(Yes, I am aware that this image is of the wrong Notre Dame.)
I woke up in the morning on the first full day of the Trying To Say God Conference at the beautiful University of Notre Dame in exotic South Bend, Indiana. I swallowed my various anti-chronic-fatigue tonics and a bottle of Starbucks Cold Brew; thus fortified, I attempted to find DiBartolo Hall before continental breakfast was over.
For anyone else who ends up wandering the labyrinth that is Notre Dame’s campus, here’s a tip: of the hundred or so stately yellow-brick buildings at Notre Dame, DeBartolo Hall is the slightly modern one with the greenish roof. Also, it’s always the opposite direction from the one you walk in when you leave the dorm. Always. To intend to walk toward DeBartolo Hall is to walk away from DeBartolo Hall. I don’t know how that’s possible, but it happened every time. Maybe the campus layout was designed by Lewis Carroll.
Miraculously, I made it. A very nice lady from catering opened a brand new tub of yogurt so I’d have something that was definitely gluten-free for breakfast, and I gobbled it before ducking into a classroom for the first session. DeBartolo Hall has a lot of amphitheater-style classrooms built on an incline, with nifty rolling chairs that make you feel like you’re going to crash down the stairs and smash headlong into the blackboard. It’s a good way to keep students and conferencegoers awake after continental breakfast at eight-thirty in the morning.

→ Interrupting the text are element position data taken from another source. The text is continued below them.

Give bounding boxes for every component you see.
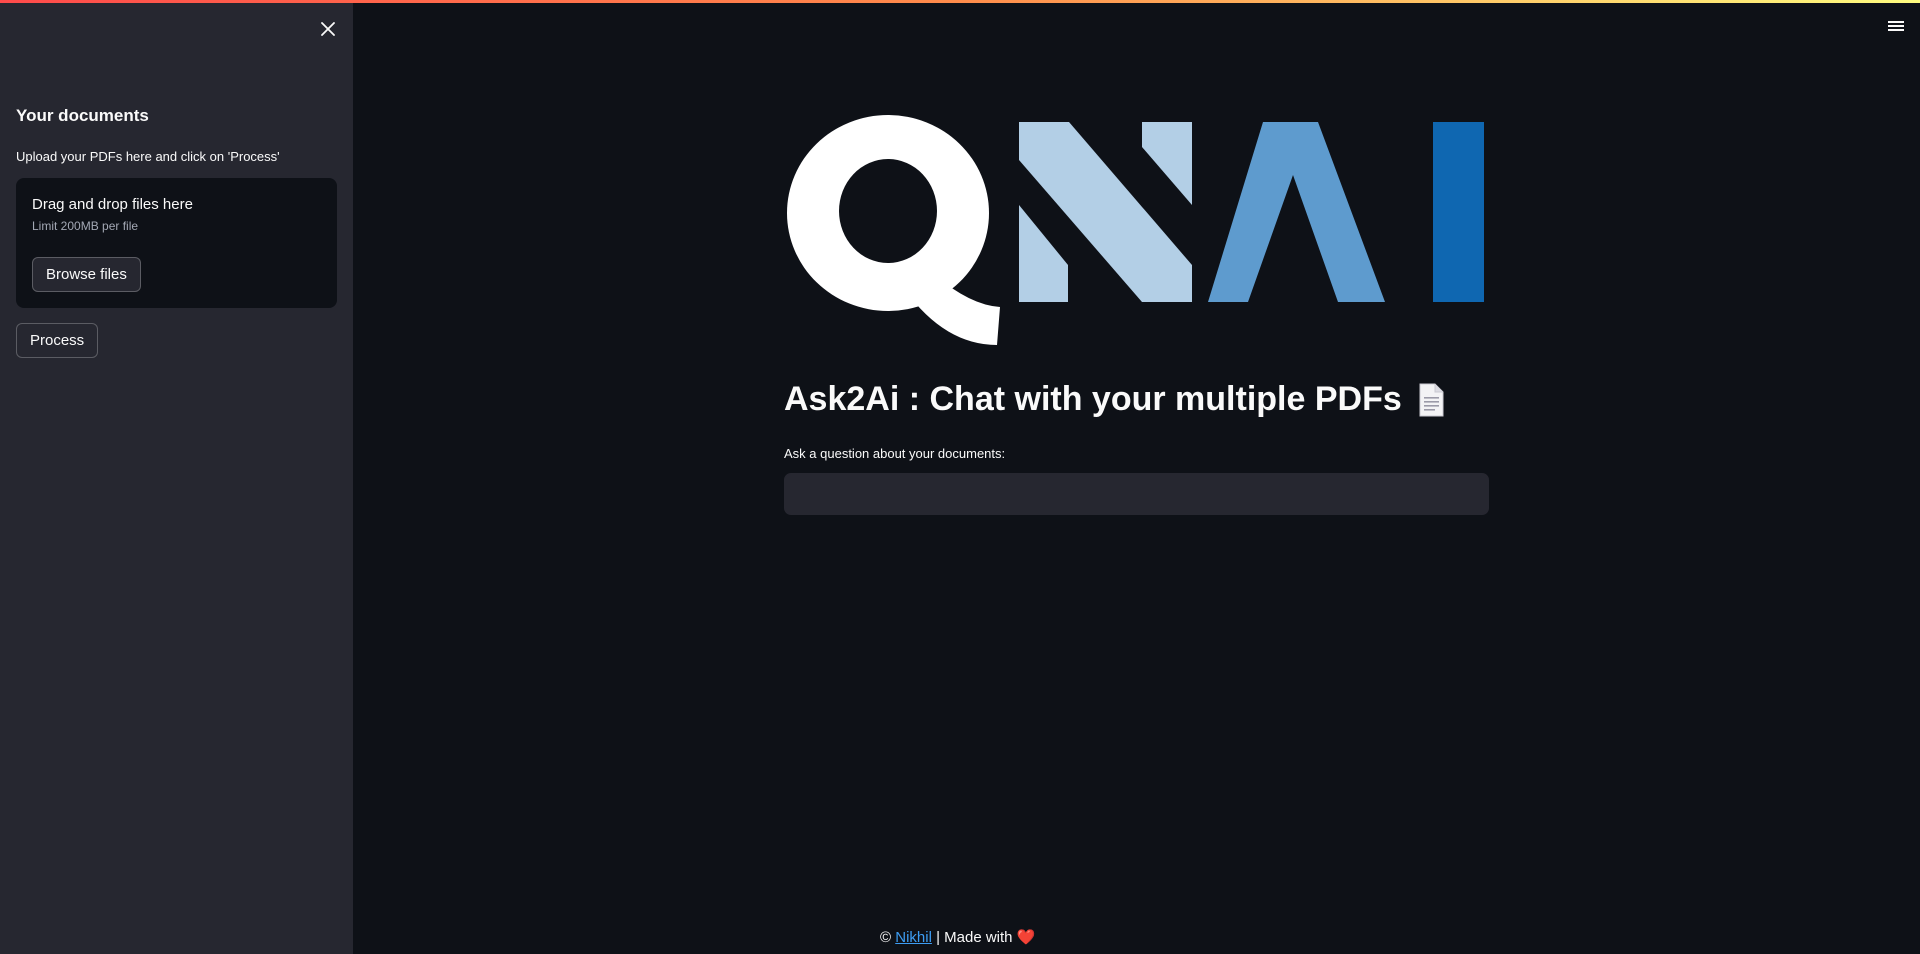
upload-label: Upload your PDFs here and click on 'Proc… (16, 149, 280, 164)
page-title-text: Ask2Ai : Chat with your multiple PDFs (784, 380, 1402, 418)
logo-letter-i (1433, 122, 1484, 302)
question-input[interactable] (784, 473, 1489, 515)
browse-files-button[interactable]: Browse files (32, 257, 141, 292)
file-dropzone[interactable]: Drag and drop files here Limit 200MB per… (16, 178, 337, 308)
top-decoration-bar (0, 0, 1920, 3)
dropzone-title: Drag and drop files here (32, 196, 193, 213)
close-sidebar-button[interactable] (315, 16, 341, 42)
page-title: Ask2Ai : Chat with your multiple PDFs (784, 380, 1444, 419)
logo-letter-a (1208, 122, 1385, 302)
sidebar-heading: Your documents (16, 106, 149, 125)
made-with-text: | Made with (936, 929, 1013, 946)
footer: © Nikhil | Made with ❤️ (880, 928, 1035, 946)
logo-letter-q (787, 115, 1000, 345)
dropzone-limit: Limit 200MB per file (32, 219, 139, 233)
qnai-logo (787, 115, 1484, 345)
process-button[interactable]: Process (16, 323, 99, 358)
copyright-symbol: © (880, 929, 892, 946)
document-icon (1419, 383, 1444, 416)
logo-letter-n (1019, 122, 1192, 302)
question-label: Ask a question about your documents: (784, 446, 1006, 461)
close-icon (321, 22, 335, 36)
author-link[interactable]: Nikhil (895, 929, 932, 946)
heart-icon: ❤️ (1016, 929, 1036, 946)
sidebar: Your documents Upload your PDFs here and… (0, 0, 353, 954)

All the conference sessions sounded delightful, so I chose one at random for each time slot and was never disappointed.
First, I listened to “Trying to Say God Without Sounding Like Marilynne Robinson” by Randy Boyagoda of Saint Michael’s College in Toronto. He read aloud from his upcoming novel, Original Prin, which sounds like great fun and when it comes out I’ll do a book review here on the blog.
Next, I listened to “Ever Ancient, Ever New: The Relevance of Icons in a Digital World” by Joseph Malham, an iconographer and the artist-in-residence at Saint Gregory the Great parish in Chicago. Frequent readers of this blog know how devoted I am to icons and that I’m an amateur iconographer myself. I was only sorry the lecture was an hour; I could have listened for days. Malham leads regular iconography workshops for adults and children at his parish, if anyone local wants to check him out.
In the third session I listened to a panel discussion, “Finding the Sacred in the Profane: The Role of Vulgarity in Religious Art” chaired by Rebecca Bratten Weiss, Jonathan Ryan and the author John Farrell. This was delightful, a deeply thoughtful discussion of extreme content in the arts from a faithful Catholic perspective. Someone said the word “vagina,” but I won’t tattle on who.
After a few tries, I made my way back to DeBartolo Hall. I listened to “Fiction, Research and Inspiration” by Professor Valerie Sayers, whose novel The Powers sounds like a thoughtful and gripping piece of historic fiction I’m going to pick up the next time I’m at the library.
After that I was so exhausted I skipped the next session and went back to the dormitory for a nap. It only took me a few tries to find it.
I rolled out of bed to attend the wine-and-canapes reception and try making professional friendships again. You can read about my failure to do that and subsequent numinous experience in yesterday’s blog post.
Next there was supposed to be a concert, a reading by the brilliant Heather King and an Open Mic Night, but I was still having my numinous experience and then it took half an hour to figure out how to get back to the dorm. I got another gluten-free hamburger to go from the Morris Inn, and ate it in bed while writing. For anyone who gets lost at Notre Dame: the Morris Inn is the place where a valet tries to take your car away if you pull up in front of it. It has a great restaurant.